How to safely and correctly destroy a mutex in Linux using pthread_mutex_destroy?

Question

I read about APUE 3rd, 11.6.1 Mutexes, there is an example about lock and unlock a mutex in this chapter:

struct foo {
    int             f_count;
    pthread_mutex_t f_lock;
    int             f_id;
    /* ... more stuff here ... */
};

struct foo *
foo_alloc(int id) /* allocate the object */
{
    struct foo *fp;

    if ((fp = malloc(sizeof(struct foo))) != NULL) {
        fp->f_count = 1;
        fp->f_id = id;
        if (pthread_mutex_init(&fp->f_lock, NULL) != 0) {
            free(fp);
            return(NULL);
        }
        /* ... continue initialization ... */
    }
    return(fp);
}

void
foo_hold(struct foo *fp) /* add a reference to the object */
{
    pthread_mutex_lock(&fp->f_lock);
    fp->f_count++;
    pthread_mutex_unlock(&fp->f_lock);
}

void
foo_rele(struct foo *fp) /* release a reference to the object */
{
    pthread_mutex_lock(&fp->f_lock);
    if (--fp->f_count == 0) { /* last reference */
        pthread_mutex_unlock(&fp->f_lock);
        pthread_mutex_destroy(&fp->f_lock);
        free(fp);
    } else {
        pthread_mutex_unlock(&fp->f_lock);
    }
}

In foo_rele, there is a race condition between pthread_mutex_unlock and pthread_mutex_destroy: B thread can call pthread_mutex_lock between pthread_mutex_unlock and pthread_mutex_destroy in A thread which will cause undefined behavior ("Attempting to destroy a locked mutex results in undefined behavior").

Am I right? If I'm right, then, how to make it work right or how to safely and correctly destroy a mutex in Linux using pthread_mutex_destroy?

Answer 1

The POSIX spec for pthread_mutex_destroy() says:

It shall be safe to destroy an initialized mutex that is unlocked.

Which means that if thread B calls pthread_mutex_unlock() in the else clause of the if statement in foo_rele() then it's safe for thread A to call pthread_mutex_destroy() because it can only have gotten there after thread B's pthread_mutex_unlock() call has unlocked the mutex.

All of this is assuming that the reference counting is correct, such that some other thread cannot increment the count from 0 -> 1 after thread A has unlocked the mutex. In other words, at the point where the refcount drops to 0, there can't be another thread that might possibly call foo_hold().

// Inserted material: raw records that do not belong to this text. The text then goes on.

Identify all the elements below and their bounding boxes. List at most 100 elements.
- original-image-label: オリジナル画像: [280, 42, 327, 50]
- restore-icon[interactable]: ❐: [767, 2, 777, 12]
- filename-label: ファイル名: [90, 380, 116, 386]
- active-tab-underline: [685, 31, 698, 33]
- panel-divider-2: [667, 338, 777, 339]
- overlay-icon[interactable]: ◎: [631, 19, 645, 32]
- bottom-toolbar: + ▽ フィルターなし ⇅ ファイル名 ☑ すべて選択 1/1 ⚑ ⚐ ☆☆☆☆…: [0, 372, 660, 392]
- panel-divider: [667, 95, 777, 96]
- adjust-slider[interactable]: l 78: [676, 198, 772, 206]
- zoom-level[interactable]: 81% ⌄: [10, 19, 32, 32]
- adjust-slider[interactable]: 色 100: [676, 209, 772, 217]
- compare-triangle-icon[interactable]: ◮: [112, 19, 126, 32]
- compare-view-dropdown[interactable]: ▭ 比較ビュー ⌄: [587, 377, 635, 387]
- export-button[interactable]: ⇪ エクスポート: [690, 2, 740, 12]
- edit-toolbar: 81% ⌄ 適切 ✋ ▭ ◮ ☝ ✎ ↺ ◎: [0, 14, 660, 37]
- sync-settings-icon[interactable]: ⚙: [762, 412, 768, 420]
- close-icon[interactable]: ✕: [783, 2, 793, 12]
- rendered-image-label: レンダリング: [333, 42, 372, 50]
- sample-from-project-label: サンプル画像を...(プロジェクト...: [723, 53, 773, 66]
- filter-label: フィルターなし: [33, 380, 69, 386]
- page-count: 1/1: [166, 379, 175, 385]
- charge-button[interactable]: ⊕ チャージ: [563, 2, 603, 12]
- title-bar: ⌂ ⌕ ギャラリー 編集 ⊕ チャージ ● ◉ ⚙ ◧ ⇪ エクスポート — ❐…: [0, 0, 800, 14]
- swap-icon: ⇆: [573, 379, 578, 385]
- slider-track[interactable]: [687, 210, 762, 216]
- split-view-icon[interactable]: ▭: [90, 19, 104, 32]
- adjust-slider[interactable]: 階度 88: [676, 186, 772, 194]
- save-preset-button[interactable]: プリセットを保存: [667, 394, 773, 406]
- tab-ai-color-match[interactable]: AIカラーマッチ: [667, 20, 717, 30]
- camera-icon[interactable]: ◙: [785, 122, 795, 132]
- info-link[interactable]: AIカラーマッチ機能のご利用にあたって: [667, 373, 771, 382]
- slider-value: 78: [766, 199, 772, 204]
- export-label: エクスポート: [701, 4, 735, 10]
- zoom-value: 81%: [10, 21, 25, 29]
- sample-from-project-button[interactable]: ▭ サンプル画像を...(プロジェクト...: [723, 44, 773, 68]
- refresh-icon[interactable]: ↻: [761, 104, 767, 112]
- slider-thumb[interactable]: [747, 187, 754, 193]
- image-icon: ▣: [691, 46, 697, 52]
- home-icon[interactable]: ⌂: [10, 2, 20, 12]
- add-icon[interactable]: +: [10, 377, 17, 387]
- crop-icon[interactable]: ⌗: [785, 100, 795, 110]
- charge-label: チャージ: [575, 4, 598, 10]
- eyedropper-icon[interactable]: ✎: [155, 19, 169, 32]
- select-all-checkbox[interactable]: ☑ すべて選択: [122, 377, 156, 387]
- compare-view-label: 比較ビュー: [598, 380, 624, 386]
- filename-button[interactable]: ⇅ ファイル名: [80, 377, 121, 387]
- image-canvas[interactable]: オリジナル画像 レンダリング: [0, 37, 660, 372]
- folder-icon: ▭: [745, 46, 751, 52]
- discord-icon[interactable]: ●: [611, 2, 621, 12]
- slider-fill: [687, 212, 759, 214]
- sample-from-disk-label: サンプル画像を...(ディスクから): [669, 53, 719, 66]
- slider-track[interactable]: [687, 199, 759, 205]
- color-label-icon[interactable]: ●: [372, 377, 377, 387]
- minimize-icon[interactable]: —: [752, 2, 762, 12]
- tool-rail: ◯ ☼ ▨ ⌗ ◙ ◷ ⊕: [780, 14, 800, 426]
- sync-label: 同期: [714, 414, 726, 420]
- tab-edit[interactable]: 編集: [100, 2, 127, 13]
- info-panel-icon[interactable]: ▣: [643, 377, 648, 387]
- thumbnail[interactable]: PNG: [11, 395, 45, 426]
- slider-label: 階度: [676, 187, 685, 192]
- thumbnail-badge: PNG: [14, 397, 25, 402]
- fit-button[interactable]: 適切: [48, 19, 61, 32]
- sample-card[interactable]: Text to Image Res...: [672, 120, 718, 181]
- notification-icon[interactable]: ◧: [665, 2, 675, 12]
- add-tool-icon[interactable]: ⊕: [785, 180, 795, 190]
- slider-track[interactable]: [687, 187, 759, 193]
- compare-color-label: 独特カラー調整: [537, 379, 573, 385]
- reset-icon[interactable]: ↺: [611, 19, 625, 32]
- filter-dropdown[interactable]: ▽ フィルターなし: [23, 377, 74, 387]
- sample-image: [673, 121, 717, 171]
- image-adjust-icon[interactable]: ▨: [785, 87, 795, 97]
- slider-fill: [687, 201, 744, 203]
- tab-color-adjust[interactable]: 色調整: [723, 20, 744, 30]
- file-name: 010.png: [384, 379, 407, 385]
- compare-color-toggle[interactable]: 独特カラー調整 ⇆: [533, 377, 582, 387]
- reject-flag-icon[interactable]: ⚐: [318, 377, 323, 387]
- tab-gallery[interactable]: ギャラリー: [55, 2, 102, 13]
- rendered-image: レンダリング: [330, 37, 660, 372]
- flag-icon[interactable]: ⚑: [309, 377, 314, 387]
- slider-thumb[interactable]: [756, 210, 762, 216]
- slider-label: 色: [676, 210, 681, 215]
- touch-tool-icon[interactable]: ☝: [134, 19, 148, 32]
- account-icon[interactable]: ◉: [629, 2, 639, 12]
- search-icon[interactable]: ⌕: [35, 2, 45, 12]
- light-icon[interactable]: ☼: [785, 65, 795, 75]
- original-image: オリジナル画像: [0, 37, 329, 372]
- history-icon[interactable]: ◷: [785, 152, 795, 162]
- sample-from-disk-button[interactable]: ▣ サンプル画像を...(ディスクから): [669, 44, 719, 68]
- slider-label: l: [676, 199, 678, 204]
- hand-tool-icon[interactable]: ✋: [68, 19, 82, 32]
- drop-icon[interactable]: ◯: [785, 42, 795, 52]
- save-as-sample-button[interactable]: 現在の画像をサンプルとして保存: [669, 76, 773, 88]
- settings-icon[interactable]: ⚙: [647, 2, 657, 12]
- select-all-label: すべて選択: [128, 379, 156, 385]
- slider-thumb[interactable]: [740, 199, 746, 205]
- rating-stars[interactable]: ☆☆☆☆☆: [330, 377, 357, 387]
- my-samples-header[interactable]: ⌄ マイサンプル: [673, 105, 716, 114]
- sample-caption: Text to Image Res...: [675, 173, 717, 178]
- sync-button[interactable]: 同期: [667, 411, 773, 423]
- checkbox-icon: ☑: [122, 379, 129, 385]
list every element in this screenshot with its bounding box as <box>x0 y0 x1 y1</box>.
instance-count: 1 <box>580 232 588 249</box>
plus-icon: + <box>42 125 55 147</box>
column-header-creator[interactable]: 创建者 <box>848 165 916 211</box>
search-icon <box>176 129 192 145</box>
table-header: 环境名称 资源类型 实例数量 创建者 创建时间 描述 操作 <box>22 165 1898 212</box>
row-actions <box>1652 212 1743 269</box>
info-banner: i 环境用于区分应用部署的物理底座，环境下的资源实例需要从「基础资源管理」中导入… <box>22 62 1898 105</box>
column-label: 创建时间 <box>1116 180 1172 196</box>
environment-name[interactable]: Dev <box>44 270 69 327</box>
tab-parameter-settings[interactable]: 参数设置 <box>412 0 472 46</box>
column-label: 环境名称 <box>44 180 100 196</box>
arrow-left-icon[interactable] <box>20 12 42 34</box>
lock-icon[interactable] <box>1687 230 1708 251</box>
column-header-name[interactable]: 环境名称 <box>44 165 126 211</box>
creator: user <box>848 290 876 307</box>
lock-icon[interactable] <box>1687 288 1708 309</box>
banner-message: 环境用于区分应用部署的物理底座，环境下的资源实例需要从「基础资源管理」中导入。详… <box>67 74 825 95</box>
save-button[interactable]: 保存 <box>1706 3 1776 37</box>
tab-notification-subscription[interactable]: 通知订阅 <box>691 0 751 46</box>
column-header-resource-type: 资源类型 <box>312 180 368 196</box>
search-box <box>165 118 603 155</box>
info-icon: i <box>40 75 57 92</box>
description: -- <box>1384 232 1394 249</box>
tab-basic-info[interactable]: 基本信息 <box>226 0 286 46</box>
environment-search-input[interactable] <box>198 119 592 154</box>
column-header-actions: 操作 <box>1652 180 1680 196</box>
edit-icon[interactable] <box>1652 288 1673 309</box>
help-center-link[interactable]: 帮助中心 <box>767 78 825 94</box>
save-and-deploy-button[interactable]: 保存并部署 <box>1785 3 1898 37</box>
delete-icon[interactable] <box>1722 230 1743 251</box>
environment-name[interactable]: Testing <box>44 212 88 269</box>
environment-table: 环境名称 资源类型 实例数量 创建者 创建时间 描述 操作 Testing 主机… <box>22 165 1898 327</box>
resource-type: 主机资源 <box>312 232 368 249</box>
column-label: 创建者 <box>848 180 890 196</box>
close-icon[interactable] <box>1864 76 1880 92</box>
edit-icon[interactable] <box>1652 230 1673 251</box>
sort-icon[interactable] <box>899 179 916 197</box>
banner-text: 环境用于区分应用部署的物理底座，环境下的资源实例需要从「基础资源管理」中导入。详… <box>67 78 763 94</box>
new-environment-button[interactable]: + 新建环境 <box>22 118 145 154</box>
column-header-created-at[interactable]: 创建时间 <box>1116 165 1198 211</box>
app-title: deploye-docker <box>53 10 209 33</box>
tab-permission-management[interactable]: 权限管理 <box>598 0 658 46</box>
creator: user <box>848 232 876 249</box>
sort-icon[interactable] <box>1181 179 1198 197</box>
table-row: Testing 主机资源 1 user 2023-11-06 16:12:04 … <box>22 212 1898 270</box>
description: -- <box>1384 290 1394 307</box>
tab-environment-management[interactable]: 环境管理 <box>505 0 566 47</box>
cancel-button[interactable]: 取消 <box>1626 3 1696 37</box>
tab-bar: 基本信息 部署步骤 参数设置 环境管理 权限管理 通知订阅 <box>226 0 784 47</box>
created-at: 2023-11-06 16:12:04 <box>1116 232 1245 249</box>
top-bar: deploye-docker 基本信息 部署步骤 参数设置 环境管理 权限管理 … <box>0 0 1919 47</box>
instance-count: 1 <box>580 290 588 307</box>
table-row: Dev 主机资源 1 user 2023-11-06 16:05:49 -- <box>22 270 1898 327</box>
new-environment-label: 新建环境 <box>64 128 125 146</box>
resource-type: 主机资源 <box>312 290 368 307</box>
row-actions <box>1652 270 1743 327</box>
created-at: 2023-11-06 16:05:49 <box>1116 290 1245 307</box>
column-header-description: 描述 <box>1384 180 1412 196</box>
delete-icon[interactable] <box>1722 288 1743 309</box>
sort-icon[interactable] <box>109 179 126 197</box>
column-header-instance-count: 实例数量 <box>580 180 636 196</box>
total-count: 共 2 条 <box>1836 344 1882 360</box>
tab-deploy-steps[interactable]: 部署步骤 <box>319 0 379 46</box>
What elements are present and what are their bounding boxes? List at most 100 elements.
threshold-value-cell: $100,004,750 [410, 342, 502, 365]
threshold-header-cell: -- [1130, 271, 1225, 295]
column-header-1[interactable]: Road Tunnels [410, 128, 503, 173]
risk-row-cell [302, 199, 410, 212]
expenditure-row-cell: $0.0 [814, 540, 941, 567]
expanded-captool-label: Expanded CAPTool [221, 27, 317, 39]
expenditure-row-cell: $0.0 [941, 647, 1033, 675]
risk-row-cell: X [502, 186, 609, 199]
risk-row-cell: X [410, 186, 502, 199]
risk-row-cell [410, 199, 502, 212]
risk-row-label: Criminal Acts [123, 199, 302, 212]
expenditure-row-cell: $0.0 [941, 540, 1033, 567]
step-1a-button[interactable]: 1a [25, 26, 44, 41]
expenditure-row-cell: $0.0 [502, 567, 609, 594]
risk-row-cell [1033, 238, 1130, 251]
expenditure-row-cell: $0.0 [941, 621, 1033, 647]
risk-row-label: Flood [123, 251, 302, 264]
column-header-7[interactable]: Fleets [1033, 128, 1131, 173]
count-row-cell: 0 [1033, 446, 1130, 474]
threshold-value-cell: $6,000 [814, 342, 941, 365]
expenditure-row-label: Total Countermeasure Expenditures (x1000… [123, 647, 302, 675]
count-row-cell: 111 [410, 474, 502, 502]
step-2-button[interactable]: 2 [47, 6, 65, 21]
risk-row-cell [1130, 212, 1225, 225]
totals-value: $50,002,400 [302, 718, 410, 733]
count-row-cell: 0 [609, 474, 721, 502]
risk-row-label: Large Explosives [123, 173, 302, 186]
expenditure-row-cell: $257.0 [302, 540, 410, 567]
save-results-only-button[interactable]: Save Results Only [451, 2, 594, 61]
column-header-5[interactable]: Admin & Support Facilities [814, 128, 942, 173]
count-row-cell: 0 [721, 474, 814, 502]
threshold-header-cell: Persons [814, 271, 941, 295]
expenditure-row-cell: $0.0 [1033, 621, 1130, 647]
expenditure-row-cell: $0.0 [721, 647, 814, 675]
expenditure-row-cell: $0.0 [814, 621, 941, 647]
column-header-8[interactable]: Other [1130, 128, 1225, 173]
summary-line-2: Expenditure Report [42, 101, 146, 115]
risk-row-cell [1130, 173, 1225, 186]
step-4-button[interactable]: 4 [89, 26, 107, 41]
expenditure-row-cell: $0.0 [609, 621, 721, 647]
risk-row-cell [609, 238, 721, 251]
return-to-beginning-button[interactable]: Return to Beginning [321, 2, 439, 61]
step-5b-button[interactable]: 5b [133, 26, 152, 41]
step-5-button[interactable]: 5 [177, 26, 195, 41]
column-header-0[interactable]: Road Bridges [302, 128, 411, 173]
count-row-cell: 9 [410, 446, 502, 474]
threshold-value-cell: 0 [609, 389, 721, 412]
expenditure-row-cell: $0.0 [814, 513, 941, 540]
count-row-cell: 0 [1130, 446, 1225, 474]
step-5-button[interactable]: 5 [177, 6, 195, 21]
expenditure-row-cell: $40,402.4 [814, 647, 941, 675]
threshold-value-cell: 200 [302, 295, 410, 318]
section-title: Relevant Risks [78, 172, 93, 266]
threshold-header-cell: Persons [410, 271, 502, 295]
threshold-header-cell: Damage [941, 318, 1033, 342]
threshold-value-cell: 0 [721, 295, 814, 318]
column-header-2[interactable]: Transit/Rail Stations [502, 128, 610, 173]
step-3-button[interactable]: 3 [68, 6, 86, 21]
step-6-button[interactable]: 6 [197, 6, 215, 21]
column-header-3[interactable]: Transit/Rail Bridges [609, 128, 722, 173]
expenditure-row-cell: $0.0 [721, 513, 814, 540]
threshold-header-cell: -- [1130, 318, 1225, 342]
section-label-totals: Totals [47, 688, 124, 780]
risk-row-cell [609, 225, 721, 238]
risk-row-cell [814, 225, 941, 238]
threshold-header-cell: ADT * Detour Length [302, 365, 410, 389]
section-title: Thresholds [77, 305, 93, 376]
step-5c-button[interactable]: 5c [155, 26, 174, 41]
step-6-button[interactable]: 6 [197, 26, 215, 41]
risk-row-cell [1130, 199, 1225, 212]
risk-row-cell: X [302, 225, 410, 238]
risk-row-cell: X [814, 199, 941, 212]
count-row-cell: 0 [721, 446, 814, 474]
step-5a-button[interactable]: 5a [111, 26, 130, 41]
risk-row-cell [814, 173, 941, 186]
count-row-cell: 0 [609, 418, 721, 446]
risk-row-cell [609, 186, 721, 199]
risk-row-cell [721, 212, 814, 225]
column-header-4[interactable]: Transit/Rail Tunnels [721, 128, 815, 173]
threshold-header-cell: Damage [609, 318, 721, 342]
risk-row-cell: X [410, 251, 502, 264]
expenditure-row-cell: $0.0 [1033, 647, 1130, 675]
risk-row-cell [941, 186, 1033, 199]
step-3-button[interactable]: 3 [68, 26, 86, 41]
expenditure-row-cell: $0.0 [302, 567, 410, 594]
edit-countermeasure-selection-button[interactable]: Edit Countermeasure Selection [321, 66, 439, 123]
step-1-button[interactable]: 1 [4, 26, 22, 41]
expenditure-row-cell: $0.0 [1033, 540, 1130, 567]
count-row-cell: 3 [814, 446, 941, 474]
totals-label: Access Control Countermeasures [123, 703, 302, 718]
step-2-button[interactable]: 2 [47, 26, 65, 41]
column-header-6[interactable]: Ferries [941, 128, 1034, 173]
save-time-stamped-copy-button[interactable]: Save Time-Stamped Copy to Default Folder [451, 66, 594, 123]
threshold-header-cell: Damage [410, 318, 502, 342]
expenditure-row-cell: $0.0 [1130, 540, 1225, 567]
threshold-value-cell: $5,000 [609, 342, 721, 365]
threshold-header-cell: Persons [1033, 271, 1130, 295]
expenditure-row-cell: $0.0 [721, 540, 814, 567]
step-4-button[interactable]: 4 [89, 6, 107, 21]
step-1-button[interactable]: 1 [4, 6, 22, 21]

APUE mentions this in the explanation right after the example code:

In this example, we have ignored how threads find an object before calling foo_hold. Even though the reference count is zero, it would be a mistake for foo_rele to free the object’s memory if another thread is blocked on the mutex in a call to foo_hold. We can avoid this problem by ensuring that the object can’t be found before freeing its memory. We’ll see how to do this in the examples that follow.